C'est aussi ce traitement journalistique méticuleux, faisant droit à la nécessaire protection de la vie privée, qui a par la suite provoqué la cascade de procédures judiciaires. C'est sur la base de ces enregistrements que les juges ont mené leurs enquêtes. Le résultat est aujourd'hui connu. Éric Woerth, ancien trésorier de l'UMP et toujours député, est renvoyé devant le tribunal correctionnel de Bordeaux pour trafic d'influence, dans l'affaire de la Légion d'honneur attribuée à Patrice de Maistre. Le procès se tiendra en mars 2015 (notre article ici).
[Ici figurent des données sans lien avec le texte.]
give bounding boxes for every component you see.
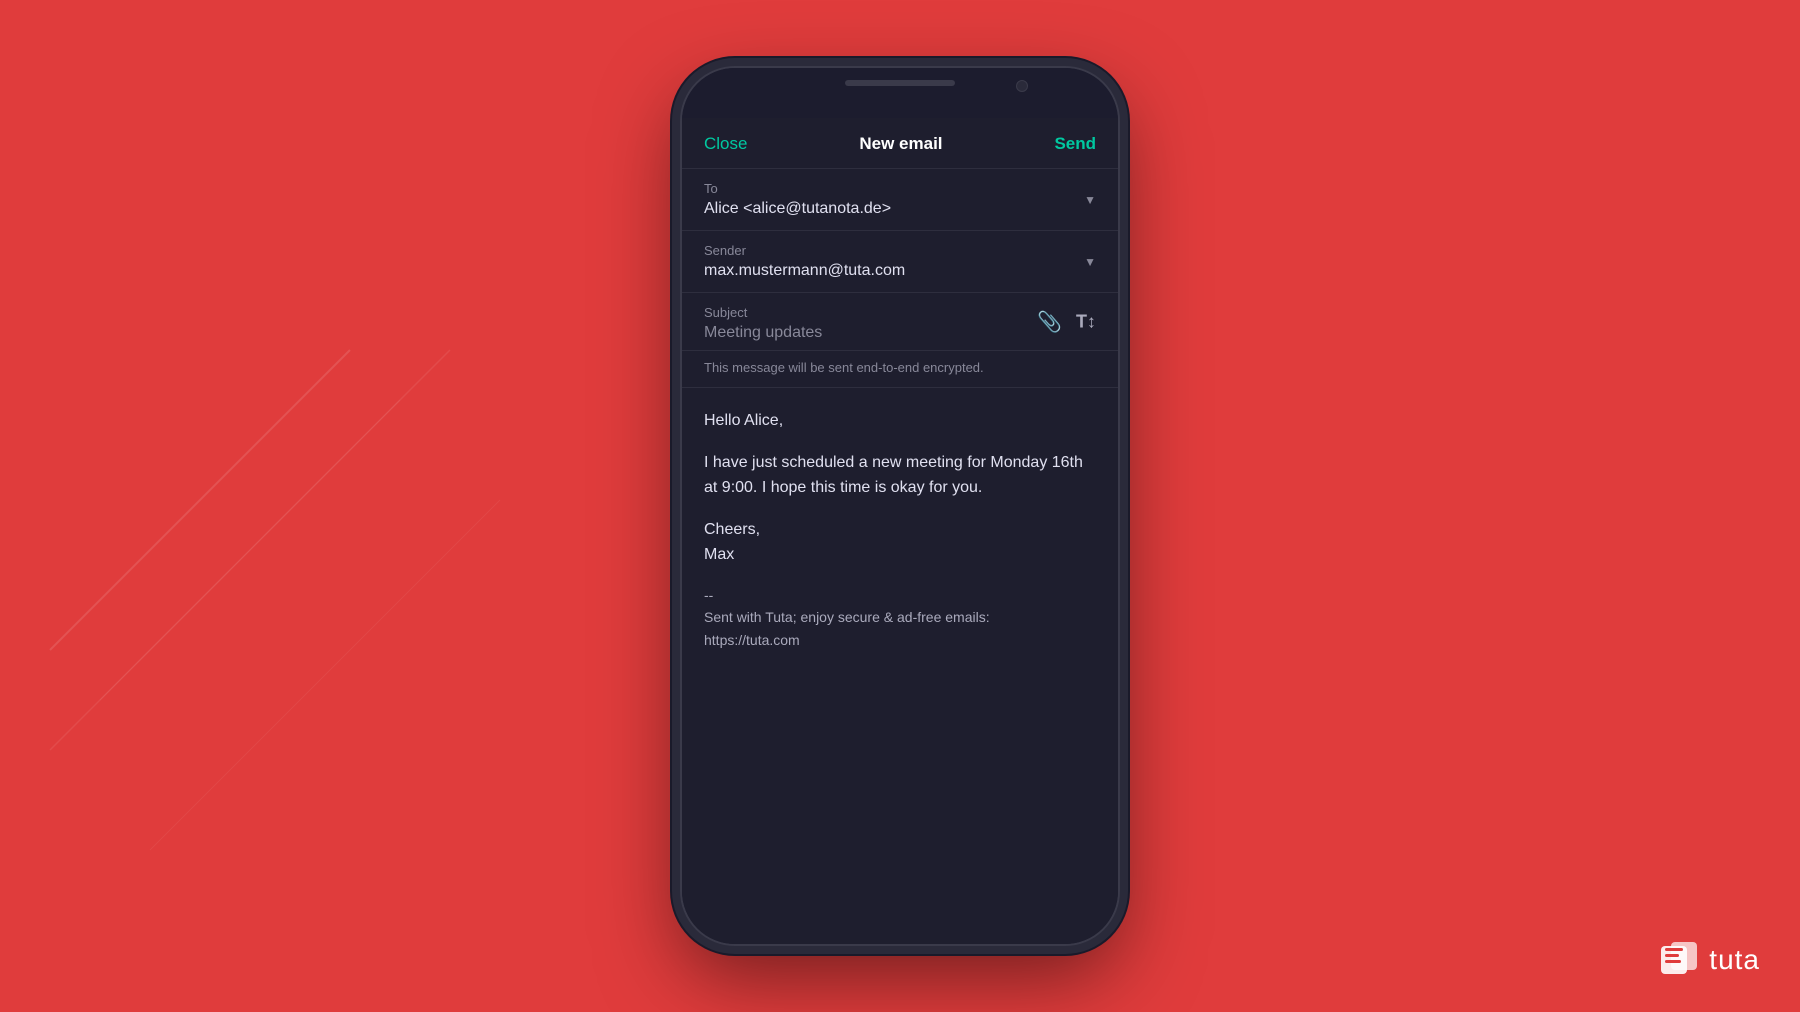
sender-label: Sender [704, 243, 1096, 258]
email-paragraph1: I have just scheduled a new meeting for … [704, 450, 1096, 501]
email-body[interactable]: Hello Alice, I have just scheduled a new… [682, 388, 1118, 687]
compose-form: To Alice <alice@tutanota.de> ▼ Sender ma… [682, 169, 1118, 944]
phone-frame: Close New email Send To Alice <alice@tut… [680, 66, 1120, 946]
phone-camera [1016, 80, 1028, 92]
text-format-icon[interactable]: T↕ [1076, 311, 1096, 332]
email-closing: Cheers, Max [704, 517, 1096, 568]
subject-icons: 📎 T↕ [1037, 309, 1096, 334]
to-value: Alice <alice@tutanota.de> [704, 200, 1096, 218]
email-signature: -- Sent with Tuta; enjoy secure & ad-fre… [704, 584, 1096, 651]
sender-chevron-icon: ▼ [1084, 255, 1096, 269]
send-button[interactable]: Send [1054, 134, 1096, 154]
attachment-icon[interactable]: 📎 [1037, 309, 1062, 334]
sender-field-group[interactable]: Sender max.mustermann@tuta.com ▼ [682, 231, 1118, 293]
encryption-text: This message will be sent end-to-end enc… [704, 360, 984, 375]
sender-value: max.mustermann@tuta.com [704, 262, 1096, 280]
nav-bar: Close New email Send [682, 118, 1118, 169]
tuta-logo-icon [1657, 938, 1701, 982]
encryption-notice: This message will be sent end-to-end enc… [682, 351, 1118, 388]
close-button[interactable]: Close [704, 134, 747, 154]
to-chevron-icon: ▼ [1084, 193, 1096, 207]
nav-title: New email [859, 134, 942, 154]
email-greeting: Hello Alice, [704, 408, 1096, 434]
tuta-logo: tuta [1657, 938, 1760, 982]
app-screen: Close New email Send To Alice <alice@tut… [682, 118, 1118, 944]
phone-pill [845, 80, 955, 86]
to-label: To [704, 181, 1096, 196]
subject-field-group[interactable]: Subject Meeting updates 📎 T↕ [682, 293, 1118, 351]
to-field-group[interactable]: To Alice <alice@tutanota.de> ▼ [682, 169, 1118, 231]
phone-status-bar [682, 68, 1118, 118]
tuta-logo-text: tuta [1709, 944, 1760, 976]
De Maistre est également renvoyé devant le tribunal correctionnel dans cette affaire et reste sous le coup d'une avalanche de chefs de mise en examen : abus de faiblesse, blanchiment, escroquerie, complicité et recel de ce délit, abus de confiance, complicité et recel de ce délit, abus de biens sociaux, complicité et recel de ce délit.

Eric WoerthEric Woerth

Nicolas Sarkozy avait également été entendu par le juge d'instruction Jean-Michel Gentil, à Bordeaux, puis mis en examen pour abus de faiblesse, avant de voir les charges finalement abandonnées malgré des interrogations lourdes. Mais le procès de ce qui est le principal volet de l'affaire Bettencourt s'ouvrira lundi 26 janvier 2015 au tribunal de grande instance de Bordeaux, et devrait durer quatre à cinq semaines. Seront jugés Éric Woerth et Patrice de Maistre, encore eux.
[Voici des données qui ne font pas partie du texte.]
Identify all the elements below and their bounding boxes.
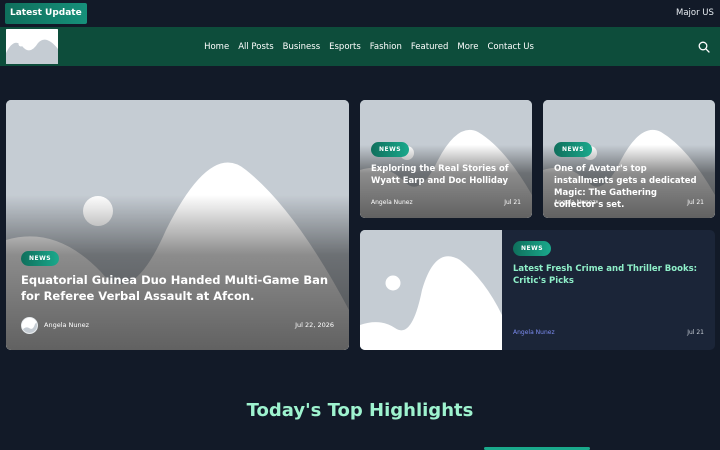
- nav-esports[interactable]: Esports: [329, 42, 361, 52]
- post-author[interactable]: Angela Nunez: [371, 199, 413, 206]
- category-badge[interactable]: NEWS: [21, 251, 60, 266]
- post-card-horizontal[interactable]: NEWS Latest Fresh Crime and Thriller Boo…: [360, 230, 715, 350]
- post-date: Jul 21: [687, 199, 704, 206]
- featured-post-card[interactable]: NEWS Equatorial Guinea Duo Handed Multi-…: [6, 100, 349, 350]
- post-date: Jul 21: [687, 329, 704, 336]
- post-title[interactable]: Latest Fresh Crime and Thriller Books: C…: [513, 263, 703, 287]
- category-badge[interactable]: NEWS: [371, 142, 410, 157]
- post-card[interactable]: NEWS Exploring the Real Stories of Wyatt…: [360, 100, 532, 218]
- nav-contact-us[interactable]: Contact Us: [487, 42, 533, 52]
- nav-more[interactable]: More: [457, 42, 478, 52]
- category-badge[interactable]: NEWS: [554, 142, 593, 157]
- post-author[interactable]: Angela Nunez: [554, 199, 596, 206]
- nav-all-posts[interactable]: All Posts: [238, 42, 273, 52]
- site-logo[interactable]: [6, 29, 58, 64]
- post-author[interactable]: Angela Nunez: [44, 321, 89, 329]
- post-title[interactable]: Exploring the Real Stories of Wyatt Earp…: [371, 163, 521, 187]
- section-heading: Today's Top Highlights: [246, 400, 474, 421]
- ticker-headline[interactable]: Major US: [676, 0, 720, 27]
- post-date: Jul 21: [504, 199, 521, 206]
- post-date: Jul 22, 2026: [295, 321, 334, 329]
- ticker-bar: Latest Update Major US: [0, 0, 720, 27]
- search-icon[interactable]: [698, 41, 710, 53]
- site-header: Home All Posts Business Esports Fashion …: [0, 27, 720, 66]
- nav-fashion[interactable]: Fashion: [370, 42, 402, 52]
- category-badge[interactable]: NEWS: [513, 241, 552, 256]
- image-overlay: [6, 100, 349, 350]
- latest-update-badge: Latest Update: [5, 3, 87, 24]
- nav-home[interactable]: Home: [204, 42, 229, 52]
- post-thumbnail[interactable]: [360, 230, 502, 350]
- post-card[interactable]: NEWS One of Avatar's top installments ge…: [543, 100, 715, 218]
- logo-placeholder-icon: [6, 29, 58, 64]
- main-nav: Home All Posts Business Esports Fashion …: [0, 27, 720, 66]
- nav-featured[interactable]: Featured: [411, 42, 449, 52]
- author-avatar[interactable]: [21, 317, 38, 334]
- image-placeholder-icon: [360, 230, 502, 350]
- post-title[interactable]: Equatorial Guinea Duo Handed Multi-Game …: [21, 272, 341, 304]
- post-author[interactable]: Angela Nunez: [513, 329, 555, 336]
- nav-business[interactable]: Business: [283, 42, 320, 52]
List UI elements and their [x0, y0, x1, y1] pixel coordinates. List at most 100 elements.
D'autres acteurs seront également devant le tribunal. Le photographe François-Marie Banier et son compagnon Martin d’Orgeval, qui avaient bien profité des largesses de Liliane Bettencourt, seront jugés pour « abus de faiblesse, abus de confiance aggravé, escroquerie aggravée, complicité d’escroquerie aggravée et de blanchiment ». L’homme d’affaires Stéphane Courbit, qui avait reçu des fonds de la milliardaire pour renflouer son groupe, sera jugé pour « escroquerie aggravée et recel ». L’ex-gestionnaire de l’île d’Arros, Carlos Vejarano, qui avait surfacturé ses prestations, sera jugé pour « abus de faiblesse, escroquerie aggravée et abus de confiance aggravée ». L’avocat fiscaliste Pascal Wilhelm, ancien protecteur de Liliane Bettencourt, et qui lui avait fait investir de l’argent dans le groupe de Stéphane Courbit, sera jugé pour « abus de faiblesse et escroquerie aggravée ». Par ailleurs, les notaires Jean-Michel Normand et Patrice Bonduelle, ainsi que l’infirmier Alain Thurin, seront également sur le banc des prévenus.

Ce n'est là que le volet judiciaire de l'affaire Bettencourt. Et non l'immense scandale politique du quinquennat de Nicolas Sarkozy. En avalisant la censure, la Cour de cassation, sourde aux exigences démocratiques, fait de la défense de la vie privée un prétexte pour protéger les pouvoirs en place, leurs délits et leurs corruptions. C'est cette « justice injuste » (lire ici l'analyse d'Edwy Plenel) que Mediapart entend dénoncer devant les citoyens et devant la Cour européenne des droits de l'homme.